Sin lugar a dudas el aula es un sistema complejo de relaciones e intercambios, en el que la información surge de múltiples fuentes y fluye en diversas direcciones. Hoy nos encontramos con un exceso de discursos y una pobreza de prácticas: situar a los profesores en el primer plano, en el centro de los procesos sociales y económicos: “los profesores son los profesionales más relevantes de la sociedad del futuro”, “los profesores tienen que regresar al centro de las estrategias culturales”, “los profesores están en el corazón de los cambios”… discursos de la sociedad cognitiva de este siglo y milenio. Sin embargo, las grandes palabras sirven para ocultar intereses concretos: se consolida un mercado de la formación, al mismo tiempo que se va perdiendo el sentido de la reflexión experiencial de compartir los saberes profesionales.

La educación debe potenciar la razón y por tanto tenemos que aprender a rebelarnos contra la sinrazón, es decir, las personas racionales no lo son sólo porque se compartan racionalmente, sino porque luchan por vivir en una sociedad racional y razonable, porque luchan porque no predominen los dogmas irracionales, las supersticiones, los fanatismos, aquello que va contra la razón. De modo que la razón es una muestra de convivencia, pero también una fuente de disidencia y de rebelión, como señala Fernando Savater.

Julio Rogero señala que es un placer educar; que las credenciales del maestro son el ejercicio de la razón crítica y un firme compromiso ético y afectivo con el alumnado y la colectividad.
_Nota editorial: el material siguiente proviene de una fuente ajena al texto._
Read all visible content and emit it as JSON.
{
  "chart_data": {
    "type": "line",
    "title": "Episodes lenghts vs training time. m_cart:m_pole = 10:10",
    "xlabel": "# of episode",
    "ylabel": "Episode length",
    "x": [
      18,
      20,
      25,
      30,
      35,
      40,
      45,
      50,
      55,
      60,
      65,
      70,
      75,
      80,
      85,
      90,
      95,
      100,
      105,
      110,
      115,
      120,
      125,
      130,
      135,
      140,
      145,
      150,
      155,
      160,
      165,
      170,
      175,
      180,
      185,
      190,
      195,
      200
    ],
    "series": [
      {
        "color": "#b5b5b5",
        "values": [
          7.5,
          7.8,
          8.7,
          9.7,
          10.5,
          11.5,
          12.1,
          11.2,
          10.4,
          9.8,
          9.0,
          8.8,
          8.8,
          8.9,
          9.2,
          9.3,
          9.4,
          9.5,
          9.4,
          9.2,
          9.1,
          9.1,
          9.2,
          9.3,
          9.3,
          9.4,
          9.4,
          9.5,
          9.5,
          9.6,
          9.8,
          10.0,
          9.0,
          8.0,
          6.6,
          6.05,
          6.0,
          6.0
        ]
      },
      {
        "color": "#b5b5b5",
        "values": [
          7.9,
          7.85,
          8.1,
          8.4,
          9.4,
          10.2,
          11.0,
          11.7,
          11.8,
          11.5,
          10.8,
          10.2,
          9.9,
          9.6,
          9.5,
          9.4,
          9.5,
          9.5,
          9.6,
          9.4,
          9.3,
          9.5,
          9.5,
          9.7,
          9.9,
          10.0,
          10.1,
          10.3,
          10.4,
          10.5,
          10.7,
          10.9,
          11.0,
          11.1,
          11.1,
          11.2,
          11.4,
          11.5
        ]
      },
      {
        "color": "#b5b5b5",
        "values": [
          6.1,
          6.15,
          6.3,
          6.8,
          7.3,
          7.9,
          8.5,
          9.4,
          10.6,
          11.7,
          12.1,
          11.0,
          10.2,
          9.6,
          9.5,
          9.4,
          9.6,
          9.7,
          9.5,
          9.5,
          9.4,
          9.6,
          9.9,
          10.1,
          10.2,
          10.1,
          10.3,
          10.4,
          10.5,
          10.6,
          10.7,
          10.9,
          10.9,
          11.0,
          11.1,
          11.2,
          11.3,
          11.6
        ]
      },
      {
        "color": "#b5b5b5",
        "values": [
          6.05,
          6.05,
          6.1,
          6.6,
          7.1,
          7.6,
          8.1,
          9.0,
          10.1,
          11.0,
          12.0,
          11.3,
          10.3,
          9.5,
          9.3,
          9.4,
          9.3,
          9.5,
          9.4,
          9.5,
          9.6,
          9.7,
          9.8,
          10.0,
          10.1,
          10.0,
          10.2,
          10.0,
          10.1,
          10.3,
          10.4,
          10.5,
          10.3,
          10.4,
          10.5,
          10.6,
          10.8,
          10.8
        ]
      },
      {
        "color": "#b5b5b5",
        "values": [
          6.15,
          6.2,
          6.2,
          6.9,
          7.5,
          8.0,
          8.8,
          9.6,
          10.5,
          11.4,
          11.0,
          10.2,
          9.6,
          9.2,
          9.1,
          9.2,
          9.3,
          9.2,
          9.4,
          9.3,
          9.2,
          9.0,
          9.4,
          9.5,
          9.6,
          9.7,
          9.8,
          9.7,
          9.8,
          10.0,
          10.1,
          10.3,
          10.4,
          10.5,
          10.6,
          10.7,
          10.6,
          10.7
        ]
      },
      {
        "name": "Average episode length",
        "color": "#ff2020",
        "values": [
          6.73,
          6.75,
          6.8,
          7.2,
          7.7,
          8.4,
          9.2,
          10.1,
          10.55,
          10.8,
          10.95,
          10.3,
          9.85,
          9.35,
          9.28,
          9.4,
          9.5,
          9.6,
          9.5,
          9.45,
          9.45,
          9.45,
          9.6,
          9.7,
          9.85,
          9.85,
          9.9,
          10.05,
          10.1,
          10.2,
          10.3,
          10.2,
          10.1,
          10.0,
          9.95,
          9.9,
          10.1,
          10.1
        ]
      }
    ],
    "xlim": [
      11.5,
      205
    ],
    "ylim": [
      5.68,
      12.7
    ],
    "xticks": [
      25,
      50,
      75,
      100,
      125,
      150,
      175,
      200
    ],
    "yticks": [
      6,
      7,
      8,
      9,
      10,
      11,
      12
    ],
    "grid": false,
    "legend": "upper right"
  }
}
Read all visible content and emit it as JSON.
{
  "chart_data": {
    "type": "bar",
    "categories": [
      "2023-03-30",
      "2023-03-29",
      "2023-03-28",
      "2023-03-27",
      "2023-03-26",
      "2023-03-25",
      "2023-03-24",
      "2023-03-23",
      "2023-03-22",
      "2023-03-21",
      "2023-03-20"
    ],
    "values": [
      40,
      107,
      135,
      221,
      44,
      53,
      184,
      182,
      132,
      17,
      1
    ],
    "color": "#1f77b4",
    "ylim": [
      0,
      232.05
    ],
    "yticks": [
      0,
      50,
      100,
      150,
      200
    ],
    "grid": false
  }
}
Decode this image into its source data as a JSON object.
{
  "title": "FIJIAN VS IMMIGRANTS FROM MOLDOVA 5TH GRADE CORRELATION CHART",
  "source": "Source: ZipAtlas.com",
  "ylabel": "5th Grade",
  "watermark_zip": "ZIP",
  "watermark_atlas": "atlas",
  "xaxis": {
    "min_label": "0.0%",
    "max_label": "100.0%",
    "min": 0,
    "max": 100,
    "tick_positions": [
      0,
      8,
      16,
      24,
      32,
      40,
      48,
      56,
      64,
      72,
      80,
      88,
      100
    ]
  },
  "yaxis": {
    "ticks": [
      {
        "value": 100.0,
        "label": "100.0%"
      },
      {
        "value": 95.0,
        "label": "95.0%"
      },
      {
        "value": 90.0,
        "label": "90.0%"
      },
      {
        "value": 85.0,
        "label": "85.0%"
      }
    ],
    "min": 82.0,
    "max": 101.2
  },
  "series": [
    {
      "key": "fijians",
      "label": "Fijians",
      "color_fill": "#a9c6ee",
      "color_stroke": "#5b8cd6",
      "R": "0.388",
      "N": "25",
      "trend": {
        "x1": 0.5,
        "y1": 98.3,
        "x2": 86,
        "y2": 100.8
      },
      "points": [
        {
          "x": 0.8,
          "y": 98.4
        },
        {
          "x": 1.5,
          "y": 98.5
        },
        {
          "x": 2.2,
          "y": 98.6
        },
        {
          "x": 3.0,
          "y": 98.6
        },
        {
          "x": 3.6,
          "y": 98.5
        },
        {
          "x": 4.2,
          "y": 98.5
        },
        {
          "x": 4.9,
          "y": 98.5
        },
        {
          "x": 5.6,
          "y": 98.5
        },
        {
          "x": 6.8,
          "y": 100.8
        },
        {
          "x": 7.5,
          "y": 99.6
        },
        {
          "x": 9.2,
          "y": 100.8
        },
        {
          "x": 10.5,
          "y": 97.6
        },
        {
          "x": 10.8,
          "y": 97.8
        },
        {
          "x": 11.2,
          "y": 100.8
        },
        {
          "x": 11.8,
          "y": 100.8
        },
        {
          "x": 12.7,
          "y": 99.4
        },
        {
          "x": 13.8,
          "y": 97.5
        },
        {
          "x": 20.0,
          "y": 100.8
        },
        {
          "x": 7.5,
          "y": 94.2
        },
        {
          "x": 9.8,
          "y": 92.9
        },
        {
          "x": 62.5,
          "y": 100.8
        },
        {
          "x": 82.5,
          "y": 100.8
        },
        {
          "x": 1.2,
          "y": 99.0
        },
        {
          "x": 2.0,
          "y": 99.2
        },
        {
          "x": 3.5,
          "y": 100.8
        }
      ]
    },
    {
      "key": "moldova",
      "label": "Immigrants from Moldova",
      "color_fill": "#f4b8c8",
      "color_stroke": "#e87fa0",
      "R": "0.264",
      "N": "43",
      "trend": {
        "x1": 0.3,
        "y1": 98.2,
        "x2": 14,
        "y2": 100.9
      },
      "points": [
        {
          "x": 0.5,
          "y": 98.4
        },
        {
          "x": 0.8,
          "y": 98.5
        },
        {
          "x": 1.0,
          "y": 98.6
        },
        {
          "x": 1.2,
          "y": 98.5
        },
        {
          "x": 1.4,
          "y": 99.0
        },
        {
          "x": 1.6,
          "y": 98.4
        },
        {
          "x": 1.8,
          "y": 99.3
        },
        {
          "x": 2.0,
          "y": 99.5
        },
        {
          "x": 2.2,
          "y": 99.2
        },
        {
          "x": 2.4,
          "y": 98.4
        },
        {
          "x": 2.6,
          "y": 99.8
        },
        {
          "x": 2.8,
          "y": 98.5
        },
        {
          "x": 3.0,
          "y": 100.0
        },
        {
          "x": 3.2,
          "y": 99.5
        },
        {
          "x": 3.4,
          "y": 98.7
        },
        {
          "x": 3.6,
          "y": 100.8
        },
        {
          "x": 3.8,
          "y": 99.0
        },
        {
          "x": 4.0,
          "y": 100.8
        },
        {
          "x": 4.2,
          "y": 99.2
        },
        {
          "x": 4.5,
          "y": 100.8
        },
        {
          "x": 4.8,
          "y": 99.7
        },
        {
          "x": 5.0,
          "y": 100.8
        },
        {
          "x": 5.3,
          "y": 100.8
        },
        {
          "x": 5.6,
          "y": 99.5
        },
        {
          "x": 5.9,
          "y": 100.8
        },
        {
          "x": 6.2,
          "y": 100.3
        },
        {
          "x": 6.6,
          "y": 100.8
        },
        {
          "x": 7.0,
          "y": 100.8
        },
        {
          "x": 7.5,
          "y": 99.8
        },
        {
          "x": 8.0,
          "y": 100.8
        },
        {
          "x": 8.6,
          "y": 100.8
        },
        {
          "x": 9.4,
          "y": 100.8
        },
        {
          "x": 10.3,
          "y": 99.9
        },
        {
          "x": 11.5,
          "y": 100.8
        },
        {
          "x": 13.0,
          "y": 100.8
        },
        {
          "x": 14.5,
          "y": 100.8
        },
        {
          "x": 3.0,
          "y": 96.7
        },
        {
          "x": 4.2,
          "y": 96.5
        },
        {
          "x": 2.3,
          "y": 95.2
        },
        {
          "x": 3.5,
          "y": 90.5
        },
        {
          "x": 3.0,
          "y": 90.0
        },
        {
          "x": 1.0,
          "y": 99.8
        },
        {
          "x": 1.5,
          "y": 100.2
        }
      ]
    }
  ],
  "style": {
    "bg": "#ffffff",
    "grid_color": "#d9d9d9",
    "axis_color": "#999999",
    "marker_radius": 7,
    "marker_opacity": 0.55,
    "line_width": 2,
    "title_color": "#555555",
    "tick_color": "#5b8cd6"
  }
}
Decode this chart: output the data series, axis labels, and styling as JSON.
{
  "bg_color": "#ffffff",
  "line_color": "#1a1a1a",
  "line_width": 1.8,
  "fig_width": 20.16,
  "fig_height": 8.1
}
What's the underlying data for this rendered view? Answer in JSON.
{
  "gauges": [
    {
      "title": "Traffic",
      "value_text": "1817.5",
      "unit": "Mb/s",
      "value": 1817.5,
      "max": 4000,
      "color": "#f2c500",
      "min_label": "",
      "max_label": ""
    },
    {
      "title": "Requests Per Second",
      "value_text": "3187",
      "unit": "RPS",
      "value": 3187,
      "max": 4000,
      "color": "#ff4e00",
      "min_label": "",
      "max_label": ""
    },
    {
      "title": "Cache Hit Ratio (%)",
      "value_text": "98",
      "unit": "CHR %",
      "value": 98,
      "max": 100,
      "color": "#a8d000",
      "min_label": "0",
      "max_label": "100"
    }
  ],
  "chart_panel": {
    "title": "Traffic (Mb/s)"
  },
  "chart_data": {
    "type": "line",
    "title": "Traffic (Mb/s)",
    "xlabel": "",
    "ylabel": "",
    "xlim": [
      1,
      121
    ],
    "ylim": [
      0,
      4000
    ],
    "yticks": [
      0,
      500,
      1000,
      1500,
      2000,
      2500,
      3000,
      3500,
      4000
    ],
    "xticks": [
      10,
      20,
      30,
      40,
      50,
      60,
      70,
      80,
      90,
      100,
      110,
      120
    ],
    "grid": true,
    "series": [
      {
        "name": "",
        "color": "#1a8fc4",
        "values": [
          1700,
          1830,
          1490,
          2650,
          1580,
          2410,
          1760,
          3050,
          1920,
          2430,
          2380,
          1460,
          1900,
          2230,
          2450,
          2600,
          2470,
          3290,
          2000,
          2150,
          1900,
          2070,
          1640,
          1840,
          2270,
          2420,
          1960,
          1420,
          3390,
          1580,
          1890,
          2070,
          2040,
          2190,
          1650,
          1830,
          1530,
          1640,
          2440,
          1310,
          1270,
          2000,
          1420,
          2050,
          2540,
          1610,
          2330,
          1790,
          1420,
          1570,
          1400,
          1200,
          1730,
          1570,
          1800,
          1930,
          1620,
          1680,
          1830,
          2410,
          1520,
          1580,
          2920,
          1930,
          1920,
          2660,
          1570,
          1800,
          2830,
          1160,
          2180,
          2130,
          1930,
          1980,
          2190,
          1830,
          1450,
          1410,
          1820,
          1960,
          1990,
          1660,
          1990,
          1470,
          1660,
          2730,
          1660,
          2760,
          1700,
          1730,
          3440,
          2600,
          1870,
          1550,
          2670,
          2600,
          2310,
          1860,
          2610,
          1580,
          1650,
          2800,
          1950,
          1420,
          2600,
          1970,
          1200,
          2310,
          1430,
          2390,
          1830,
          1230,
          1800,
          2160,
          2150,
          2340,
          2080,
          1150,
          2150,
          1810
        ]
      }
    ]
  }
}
Comparte convicciones, proyectos e inseguridades; disfruta educando, y no suscribe la cultura de la queja y el victimismo tan extendida entre el profesorado y que según él transmite una imagen falsa de la profesión docente y no conduce a ninguna parte. Sólo será posible mejorar nuestra imagen cuando recuperemos nuestra estima como educadores.

Hay que salir de la cultura de la queja, hay que empezar a decir que lo que hacemos vale la pena, porque disfrutamos con ello, no porque sufrimos. Nuestra labor docente implica una satisfacción, un crecimiento personal y en eso el pensamiento freudiano es clave: el reconocerse y el experimentarse.

No por adelantar los relojes el futuro llega más pronto. Pienso que la educación requiere serenidad y una paciencia casi infinita para saber encontrar y fomentar las grandes capacidades que poseen todos y cada uno de los alumnos (la paciencia es un instrumento pedagógico fundamental).

Es indispensable hacer de las preparatorias, comunidades de diálogo, de convivencia, investigación, aprendizaje. Tarea central es educar a ciudadanos que piensen y sientan. El aula debe ser un espacio donde los alumnos aprenden a dialogar, a establecer la convivencia y la toma de decisiones escuchando a los demás.

El alumno debe ser el centro de todas las miradas educadoras. Las recompensas psíquicas de la enseñanza: las alegrías y satisfacciones que se derivan de atender a los alumnos y trabajar con ellos, son fundamentales para el mantenimiento del sentido del yo y para otorgar valía y dignidad al propio trabajo docente.

La comprensión es el motor del aprendizaje. Se produce entonces como el desvelamiento de lo oculto, como emprender un viaje cuyo único camino es enigmático. La formación es llegar a un punto que no se conoce. Aprender sólo es posible desde lo oculto, desde lo desconocido: “para llegar al punto que no conoces, debes tomar el camino que no conoces”, decía San Juan de la Cruz.